STEM n'est pas un produit ; est une approche stratégique qui utilise des mesures basées sur les résultats pour la gestion de l'exposition. Sa mise en œuvre ne relève pas non plus d’une seule équipe/fonction de sécurité. Elle doit être pilotée par le haut, en brisant les silos et en améliorant les flux de sécurité entre les équipes.
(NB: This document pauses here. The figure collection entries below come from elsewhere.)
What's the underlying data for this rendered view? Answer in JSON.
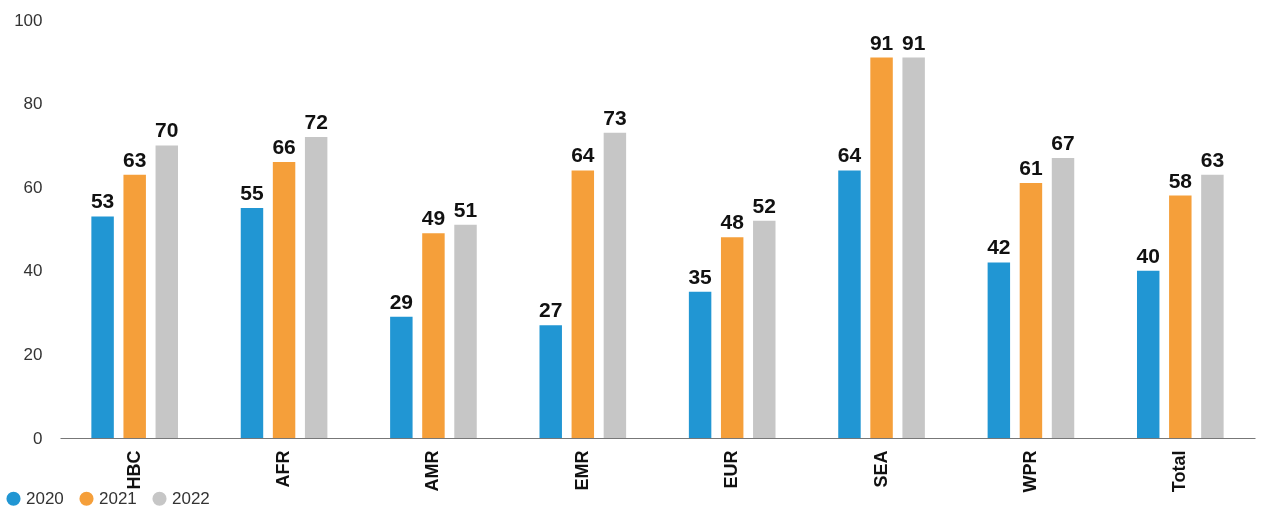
{
  "chart_data": {
    "type": "bar",
    "categories": [
      "HBC",
      "AFR",
      "AMR",
      "EMR",
      "EUR",
      "SEA",
      "WPR",
      "Total"
    ],
    "series": [
      {
        "name": "2020",
        "color": "#2196d3",
        "values": [
          53,
          55,
          29,
          27,
          35,
          64,
          42,
          40
        ]
      },
      {
        "name": "2021",
        "color": "#f59f3a",
        "values": [
          63,
          66,
          49,
          64,
          48,
          91,
          61,
          58
        ]
      },
      {
        "name": "2022",
        "color": "#c6c6c6",
        "values": [
          70,
          72,
          51,
          73,
          52,
          91,
          67,
          63
        ]
      }
    ],
    "ylim": [
      0,
      100
    ],
    "yticks": [
      0,
      20,
      40,
      60,
      80,
      100
    ],
    "grid": false,
    "legend": "bottom left",
    "data_labels": true
  }
}
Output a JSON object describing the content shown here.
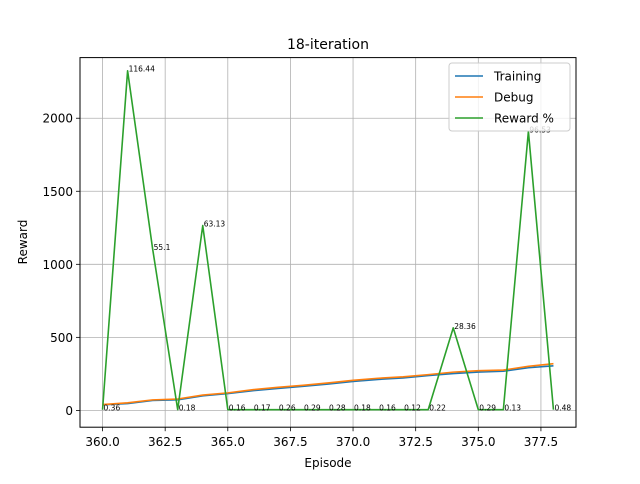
{
  "chart_data": {
    "type": "line",
    "title": "18-iteration",
    "xlabel": "Episode",
    "ylabel": "Reward",
    "xlim": [
      359.1,
      378.9
    ],
    "ylim": [
      -115,
      2415
    ],
    "xticks": [
      360.0,
      362.5,
      365.0,
      367.5,
      370.0,
      372.5,
      375.0,
      377.5
    ],
    "xtick_labels": [
      "360.0",
      "362.5",
      "365.0",
      "367.5",
      "370.0",
      "372.5",
      "375.0",
      "377.5"
    ],
    "yticks": [
      0,
      500,
      1000,
      1500,
      2000
    ],
    "ytick_labels": [
      "0",
      "500",
      "1000",
      "1500",
      "2000"
    ],
    "grid": true,
    "legend_position": "top-right",
    "x": [
      360,
      361,
      362,
      363,
      364,
      365,
      366,
      367,
      368,
      369,
      370,
      371,
      372,
      373,
      374,
      375,
      376,
      377,
      378
    ],
    "series": [
      {
        "name": "Training",
        "color": "#1f77b4",
        "values": [
          38,
          47,
          68,
          72,
          100,
          115,
          135,
          150,
          165,
          180,
          198,
          212,
          222,
          238,
          252,
          262,
          268,
          292,
          305
        ]
      },
      {
        "name": "Debug",
        "color": "#ff7f0e",
        "values": [
          40,
          52,
          72,
          78,
          105,
          120,
          142,
          158,
          172,
          188,
          206,
          220,
          230,
          245,
          262,
          272,
          276,
          302,
          320
        ]
      },
      {
        "name": "Reward %",
        "color": "#2ca02c",
        "values": [
          5,
          2325,
          1105,
          5,
          1265,
          5,
          5,
          5,
          5,
          5,
          5,
          5,
          5,
          5,
          565,
          5,
          5,
          1910,
          5
        ]
      }
    ],
    "annotations": [
      "0.36",
      "116.44",
      "55.1",
      "0.18",
      "63.13",
      "0.16",
      "0.17",
      "0.26",
      "0.29",
      "0.28",
      "0.18",
      "0.16",
      "0.12",
      "0.22",
      "28.36",
      "0.29",
      "0.13",
      "96.53",
      "0.48"
    ]
  }
}
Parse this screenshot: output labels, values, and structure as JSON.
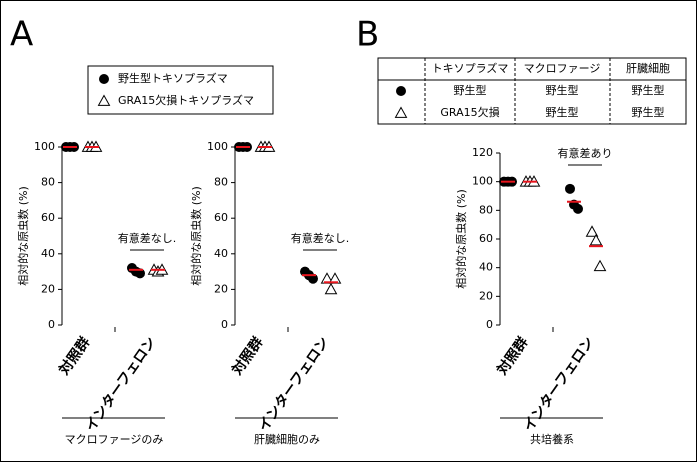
{
  "panels": [
    "A",
    "B"
  ],
  "legend": [
    {
      "marker": "circle",
      "label": "野生型トキソプラズマ"
    },
    {
      "marker": "triangle",
      "label": "GRA15欠損トキソプラズマ"
    }
  ],
  "table": {
    "header": [
      "トキソプラズマ",
      "マクロファージ",
      "肝臓細胞"
    ],
    "rows": [
      {
        "marker": "circle",
        "cells": [
          "野生型",
          "野生型",
          "野生型"
        ]
      },
      {
        "marker": "triangle",
        "cells": [
          "GRA15欠損",
          "野生型",
          "野生型"
        ]
      }
    ]
  },
  "chart_data": [
    {
      "type": "scatter",
      "ylabel": "相対的な原虫数 (%)",
      "ylim": [
        0,
        100
      ],
      "yticks": [
        0,
        20,
        40,
        60,
        80,
        100
      ],
      "categories": [
        "対照群",
        "インターフェロン"
      ],
      "annotation": "有意差なし.",
      "xlabel": "マクロファージのみ",
      "series": [
        {
          "marker": "circle",
          "color": "#000000",
          "mean_color": "#e8141c",
          "values": [
            [
              100,
              100,
              100
            ],
            [
              32,
              30,
              29
            ]
          ],
          "means": [
            100,
            31
          ]
        },
        {
          "marker": "triangle",
          "color": "#000000",
          "mean_color": "#e8141c",
          "values": [
            [
              100,
              100,
              100
            ],
            [
              31,
              30,
              31
            ]
          ],
          "means": [
            100,
            31
          ]
        }
      ]
    },
    {
      "type": "scatter",
      "ylabel": "相対的な原虫数 (%)",
      "ylim": [
        0,
        100
      ],
      "yticks": [
        0,
        20,
        40,
        60,
        80,
        100
      ],
      "categories": [
        "対照群",
        "インターフェロン"
      ],
      "annotation": "有意差なし.",
      "xlabel": "肝臓細胞のみ",
      "series": [
        {
          "marker": "circle",
          "color": "#000000",
          "mean_color": "#e8141c",
          "values": [
            [
              100,
              100,
              100
            ],
            [
              30,
              28,
              26
            ]
          ],
          "means": [
            100,
            28
          ]
        },
        {
          "marker": "triangle",
          "color": "#000000",
          "mean_color": "#e8141c",
          "values": [
            [
              100,
              100,
              100
            ],
            [
              26,
              20,
              26
            ]
          ],
          "means": [
            100,
            24
          ]
        }
      ]
    },
    {
      "type": "scatter",
      "ylabel": "相対的な原虫数 (%)",
      "ylim": [
        0,
        120
      ],
      "yticks": [
        0,
        20,
        40,
        60,
        80,
        100,
        120
      ],
      "categories": [
        "対照群",
        "インターフェロン"
      ],
      "annotation": "有意差あり",
      "xlabel": "共培養系",
      "series": [
        {
          "marker": "circle",
          "color": "#000000",
          "mean_color": "#e8141c",
          "values": [
            [
              100,
              100,
              100
            ],
            [
              95,
              84,
              81
            ]
          ],
          "means": [
            100,
            86
          ]
        },
        {
          "marker": "triangle",
          "color": "#000000",
          "mean_color": "#e8141c",
          "values": [
            [
              100,
              100,
              100
            ],
            [
              65,
              59,
              41
            ]
          ],
          "means": [
            100,
            55
          ]
        }
      ]
    }
  ]
}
Commencez par l'étape « Portée » pour décider que inclure dans votre programme de gestion de l’exposition et concentrez-vous d'abord :

  • Quels sont nos principaux risques commerciaux sur lesquels la cybersécurité peut directement influencer ?
  • Quels environnements (sur site, cloud, IT/OT, filiales…) et types d'actifs (joyaux de la couronne, points de terminaison, systèmes d'identité, entrepôts de données…) sont concernés ?
  • Avez-vous une vision précise de cet inventaire ?
  • Quels acteurs de la menace et quelles méthodes d’attaque sont les plus pertinents pour notre secteur et notre technologie ?
  • Comment allons-nous intégrer les renseignements existants sur les menaces et les données sur les incidents pour affiner la portée ?
  • Comment définirons-nous « l’exposition critique » (en fonction de l’exploitabilité, de l’impact commercial, de la sensibilité des données, du rayon d’explosion, etc.) ?
  • Sommes-nous capables de valider les outils, les personnes, les processus et les outils aujourd’hui ?
  • Quelle est notre capacité initiale à résoudre des problèmes dans ce cadre (personnes, outils, SLA) ?

Il ne s’agit pas d’une liste exhaustive, mais ces questions aident à définir un périmètre STEM réaliste et adapté aux risques, qui peut être exécuté et mesuré, plutôt qu’un effort trop vaste mais ingérable.

En un mot:

STEM fonctionne lorsque vous répondez aux questions importantes, avec des preuves :

Qu'est-ce qui peut nous nuire ? Comment cela se passerait-il ? Pouvons-nous l'arrêter ?

Pour plus de ressources sur la gestion des expositions, les renseignements sur les menaces et les pratiques de validation, visitez Filigrane.